The former archbishop of Buenos Aires emerged onto the balcony overlooking St Peter’s Square in Rome and joked with the waiting crowd that his fellow cardinals had gone to “the ends of the earth” in their search for a new pope.
The 76-year-old will be formally installed in a mass on 19 March.
The 115 cardinals made the surprise decision to elect Bergoglio with a two-thirds majority after just five rounds of voting. Although it is thought he came second in the 2005 papal conclave, Bergoglio was seen as an outsider in this year’s contest to replace Benedict XVI, who stepped down last month.
The first non-European pope in 1,300 years led prayers and told the crowd that the church is setting off on a “journey of fraternity, of love, of trust.”
But he will immediately face calls to reform the inner workings of the Vatican following the crisis that surrounded the leaking of internal documents and a number of ongoing abuse scandals.
Born in Buenos Aires in 1936 to middle-class Italian parents, Bergoglio initially studied chemical engineering before joining a Jesuit order. While a young man he was badly affected by a respiratory disease that left with him only one functioning lung.
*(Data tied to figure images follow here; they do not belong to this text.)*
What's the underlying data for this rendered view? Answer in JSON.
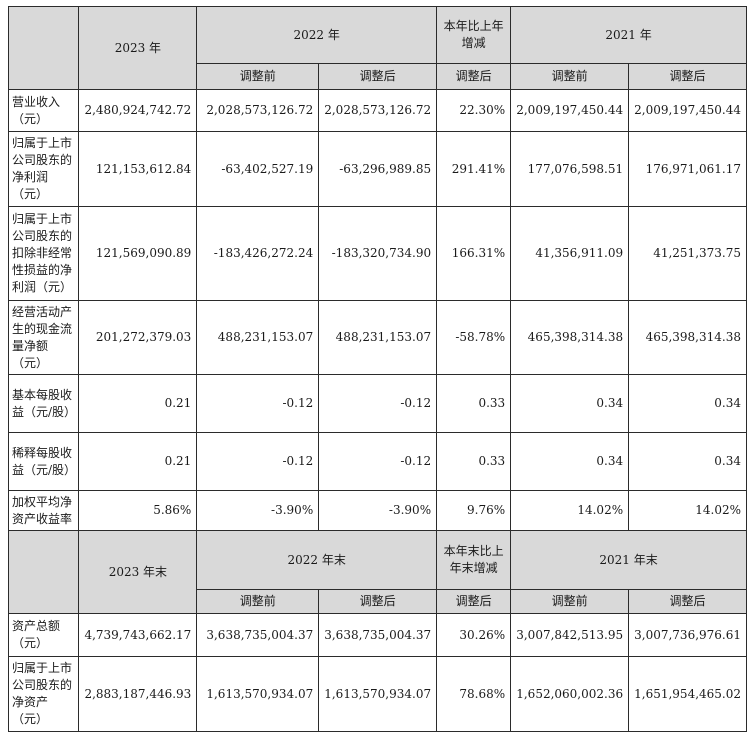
{
  "section1": {
    "header": {
      "year_2023": "2023 年",
      "year_2022": "2022 年",
      "change": "本年比上年增减",
      "year_2021": "2021 年",
      "before_adj": "调整前",
      "after_adj": "调整后"
    },
    "rows": [
      {
        "label": "营业收入（元）",
        "v2023": "2,480,924,742.72",
        "v2022_before": "2,028,573,126.72",
        "v2022_after": "2,028,573,126.72",
        "change": "22.30%",
        "v2021_before": "2,009,197,450.44",
        "v2021_after": "2,009,197,450.44"
      },
      {
        "label": "归属于上市公司股东的净利润（元）",
        "v2023": "121,153,612.84",
        "v2022_before": "-63,402,527.19",
        "v2022_after": "-63,296,989.85",
        "change": "291.41%",
        "v2021_before": "177,076,598.51",
        "v2021_after": "176,971,061.17"
      },
      {
        "label": "归属于上市公司股东的扣除非经常性损益的净利润（元）",
        "v2023": "121,569,090.89",
        "v2022_before": "-183,426,272.24",
        "v2022_after": "-183,320,734.90",
        "change": "166.31%",
        "v2021_before": "41,356,911.09",
        "v2021_after": "41,251,373.75"
      },
      {
        "label": "经营活动产生的现金流量净额（元）",
        "v2023": "201,272,379.03",
        "v2022_before": "488,231,153.07",
        "v2022_after": "488,231,153.07",
        "change": "-58.78%",
        "v2021_before": "465,398,314.38",
        "v2021_after": "465,398,314.38"
      },
      {
        "label": "基本每股收益（元/股）",
        "v2023": "0.21",
        "v2022_before": "-0.12",
        "v2022_after": "-0.12",
        "change": "0.33",
        "v2021_before": "0.34",
        "v2021_after": "0.34"
      },
      {
        "label": "稀释每股收益（元/股）",
        "v2023": "0.21",
        "v2022_before": "-0.12",
        "v2022_after": "-0.12",
        "change": "0.33",
        "v2021_before": "0.34",
        "v2021_after": "0.34"
      },
      {
        "label": "加权平均净资产收益率",
        "v2023": "5.86%",
        "v2022_before": "-3.90%",
        "v2022_after": "-3.90%",
        "change": "9.76%",
        "v2021_before": "14.02%",
        "v2021_after": "14.02%"
      }
    ]
  },
  "section2": {
    "header": {
      "year_2023": "2023 年末",
      "year_2022": "2022 年末",
      "change": "本年末比上年末增减",
      "year_2021": "2021 年末",
      "before_adj": "调整前",
      "after_adj": "调整后"
    },
    "rows": [
      {
        "label": "资产总额（元）",
        "v2023": "4,739,743,662.17",
        "v2022_before": "3,638,735,004.37",
        "v2022_after": "3,638,735,004.37",
        "change": "30.26%",
        "v2021_before": "3,007,842,513.95",
        "v2021_after": "3,007,736,976.61"
      },
      {
        "label": "归属于上市公司股东的净资产（元）",
        "v2023": "2,883,187,446.93",
        "v2022_before": "1,613,570,934.07",
        "v2022_after": "1,613,570,934.07",
        "change": "78.68%",
        "v2021_before": "1,652,060,002.36",
        "v2021_after": "1,651,954,465.02"
      }
    ]
  }
}
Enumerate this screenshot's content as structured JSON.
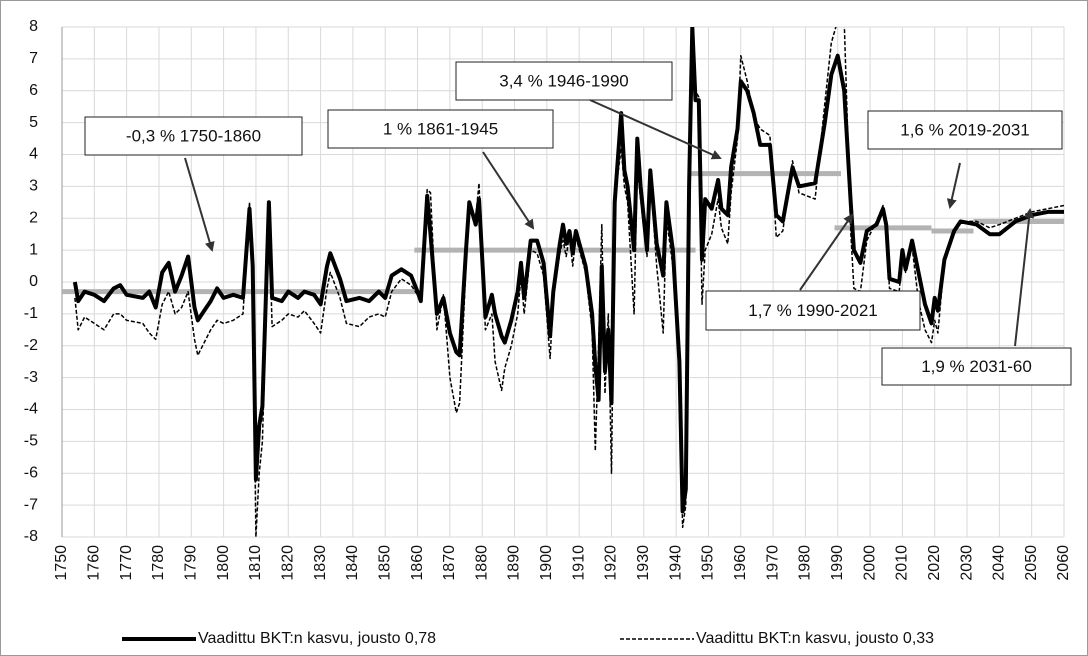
{
  "chart_data": {
    "type": "line",
    "x": [
      1754,
      1755,
      1757,
      1760,
      1763,
      1766,
      1768,
      1770,
      1775,
      1777,
      1779,
      1781,
      1783,
      1785,
      1787,
      1789,
      1791,
      1792,
      1794,
      1796,
      1798,
      1800,
      1803,
      1806,
      1808,
      1809,
      1810,
      1811,
      1812,
      1814,
      1815,
      1818,
      1820,
      1823,
      1825,
      1828,
      1830,
      1832,
      1833,
      1836,
      1838,
      1842,
      1845,
      1848,
      1850,
      1852,
      1855,
      1858,
      1860,
      1861,
      1863,
      1864,
      1866,
      1868,
      1870,
      1872,
      1873,
      1875,
      1876,
      1878,
      1879,
      1881,
      1883,
      1884,
      1886,
      1887,
      1889,
      1891,
      1892,
      1893,
      1895,
      1897,
      1899,
      1901,
      1902,
      1904,
      1905,
      1906,
      1907,
      1908,
      1909,
      1912,
      1914,
      1915,
      1916,
      1917,
      1918,
      1919,
      1920,
      1921,
      1923,
      1924,
      1925,
      1927,
      1928,
      1929,
      1931,
      1932,
      1934,
      1936,
      1937,
      1939,
      1941,
      1942,
      1943,
      1944,
      1945,
      1946,
      1947,
      1948,
      1949,
      1951,
      1953,
      1954,
      1956,
      1957,
      1959,
      1960,
      1962,
      1964,
      1966,
      1969,
      1971,
      1973,
      1976,
      1978,
      1983,
      1986,
      1988,
      1990,
      1992,
      1994,
      1995,
      1997,
      1999,
      2002,
      2004,
      2005,
      2006,
      2009,
      2010,
      2011,
      2013,
      2015,
      2017,
      2019,
      2020,
      2021,
      2023,
      2026,
      2028,
      2033,
      2037,
      2040,
      2045,
      2050,
      2055,
      2060
    ],
    "series": [
      {
        "name": "Vaadittu BKT:n kasvu, jousto 0,78",
        "color": "#000000",
        "dash": false,
        "values": [
          0,
          -0.6,
          -0.3,
          -0.4,
          -0.6,
          -0.2,
          -0.1,
          -0.4,
          -0.5,
          -0.3,
          -0.8,
          0.3,
          0.6,
          -0.3,
          0.2,
          0.8,
          -0.8,
          -1.2,
          -0.9,
          -0.6,
          -0.2,
          -0.5,
          -0.4,
          -0.5,
          2.3,
          0.5,
          -6.2,
          -4.5,
          -3.9,
          2.5,
          -0.5,
          -0.6,
          -0.3,
          -0.5,
          -0.3,
          -0.4,
          -0.7,
          0.5,
          0.9,
          0.1,
          -0.6,
          -0.5,
          -0.6,
          -0.3,
          -0.5,
          0.2,
          0.4,
          0.2,
          -0.3,
          -0.6,
          2.7,
          1.5,
          -1,
          -0.5,
          -1.6,
          -2.2,
          -2.3,
          1,
          2.5,
          1.8,
          2.6,
          -1.1,
          -0.4,
          -1,
          -1.7,
          -1.9,
          -1.2,
          -0.3,
          0.6,
          -0.5,
          1.3,
          1.3,
          0.6,
          -1.7,
          -0.3,
          1.2,
          1.8,
          1.2,
          1.6,
          0.9,
          1.6,
          0.5,
          -1,
          -2.6,
          -3.7,
          0.5,
          -2.8,
          -1.5,
          -3.8,
          2.5,
          5.3,
          3.5,
          3,
          1,
          4.5,
          3,
          1,
          3.5,
          1.2,
          0.2,
          2.5,
          1,
          -2.5,
          -7.2,
          -6.5,
          3,
          8,
          5.7,
          5.7,
          0.7,
          2.6,
          2.3,
          3.2,
          2.3,
          2.1,
          3.6,
          4.8,
          6.3,
          6,
          5.3,
          4.3,
          4.3,
          2.1,
          1.9,
          3.6,
          3,
          3.1,
          5,
          6.5,
          7.1,
          6,
          2.5,
          1,
          0.6,
          1.6,
          1.8,
          2.3,
          1.8,
          0.1,
          0,
          1,
          0.4,
          1.3,
          0.3,
          -0.7,
          -1.3,
          -0.5,
          -0.9,
          0.7,
          1.6,
          1.9,
          1.8,
          1.5,
          1.5,
          1.9,
          2.1,
          2.2,
          2.2
        ]
      },
      {
        "name": "Vaadittu BKT:n kasvu, jousto 0,33",
        "color": "#000000",
        "dash": true,
        "values": [
          -0.5,
          -1.5,
          -1.1,
          -1.3,
          -1.5,
          -1.0,
          -1.0,
          -1.2,
          -1.3,
          -1.6,
          -1.8,
          -0.7,
          -0.3,
          -1.0,
          -0.8,
          -0.3,
          -1.8,
          -2.3,
          -1.9,
          -1.5,
          -1.2,
          -1.3,
          -1.2,
          -1.0,
          2.5,
          0.2,
          -8,
          -6,
          -5,
          2.2,
          -1.4,
          -1.2,
          -1.0,
          -1.1,
          -0.9,
          -1.3,
          -1.6,
          -0.2,
          0.3,
          -0.5,
          -1.3,
          -1.4,
          -1.1,
          -1.0,
          -1.1,
          -0.3,
          0.1,
          -0.1,
          -0.4,
          -0.6,
          2.9,
          2.8,
          -1.5,
          -0.4,
          -3,
          -4.1,
          -3.8,
          0.5,
          2.3,
          2,
          3.1,
          -1.5,
          -1,
          -2.5,
          -3.4,
          -2.7,
          -2,
          -1,
          0.2,
          -1,
          1,
          0.9,
          0.2,
          -2.4,
          -0.5,
          0.9,
          1.3,
          0.8,
          1.5,
          0.5,
          1.4,
          0.3,
          -1.5,
          -5.3,
          -2,
          1.8,
          -3.5,
          -1,
          -6,
          2.6,
          4.2,
          3,
          2.5,
          -1,
          3.6,
          2.6,
          0.8,
          3.3,
          0.5,
          -1.6,
          2,
          0.5,
          -3,
          -7.7,
          -7,
          2.5,
          8.2,
          6,
          5.8,
          -0.7,
          1,
          1.5,
          2.6,
          1.7,
          1.2,
          2.8,
          4.5,
          7.1,
          6.3,
          5.2,
          4.8,
          4.6,
          1.4,
          1.6,
          3.8,
          2.8,
          2.6,
          5.6,
          7.5,
          8.2,
          8.2,
          1.6,
          -0.2,
          -0.3,
          1.3,
          1.9,
          2.4,
          1.5,
          -0.2,
          -0.3,
          0.9,
          0.3,
          1.1,
          -0.6,
          -1.5,
          -1.9,
          -1.2,
          -1.6,
          0.7,
          1.5,
          1.9,
          1.9,
          1.7,
          1.8,
          2,
          2.2,
          2.3,
          2.4
        ]
      }
    ],
    "averages": [
      {
        "text": "-0,3 % 1750-1860",
        "value": -0.3,
        "from": 1750,
        "to": 1860
      },
      {
        "text": "1 % 1861-1945",
        "value": 1,
        "from": 1859,
        "to": 1946
      },
      {
        "text": "3,4 % 1946-1990",
        "value": 3.4,
        "from": 1944,
        "to": 1991
      },
      {
        "text": "1,6 % 2019-2031",
        "value": 1.6,
        "from": 2019,
        "to": 2032
      },
      {
        "text": "1,7 % 1990-2021",
        "value": 1.7,
        "from": 1989,
        "to": 2019
      },
      {
        "text": "1,9 % 2031-60",
        "value": 1.9,
        "from": 2032,
        "to": 2060
      }
    ],
    "average_color": "#b3b3b3",
    "xlim": [
      1750,
      2060
    ],
    "xticks": [
      1750,
      1760,
      1770,
      1780,
      1790,
      1800,
      1810,
      1820,
      1830,
      1840,
      1850,
      1860,
      1870,
      1880,
      1890,
      1900,
      1910,
      1920,
      1930,
      1940,
      1950,
      1960,
      1970,
      1980,
      1990,
      2000,
      2010,
      2020,
      2030,
      2040,
      2050,
      2060
    ],
    "ylim": [
      -8,
      8
    ],
    "yticks": [
      -8,
      -7,
      -6,
      -5,
      -4,
      -3,
      -2,
      -1,
      0,
      1,
      2,
      3,
      4,
      5,
      6,
      7,
      8
    ],
    "grid": true
  }
}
In Argentina he was known for his modest lifestyle, eschewing the archbishop’s palace in favour of a small apartment near to his church and travelling around the city on public transport. He was known for preaching on the topic of social inequality but remains a conservative on matters such as abortion, contraception and gay rights.
However questions are already being raised about his relationship with the 1976-1983 Argentinian military junta, during which time he worked his way up the church hierarchy.
He is a fan of the Argentinian football club San Lorenzo de Almagro, enjoys classic music and likes the writings of Jorge Luis Borges.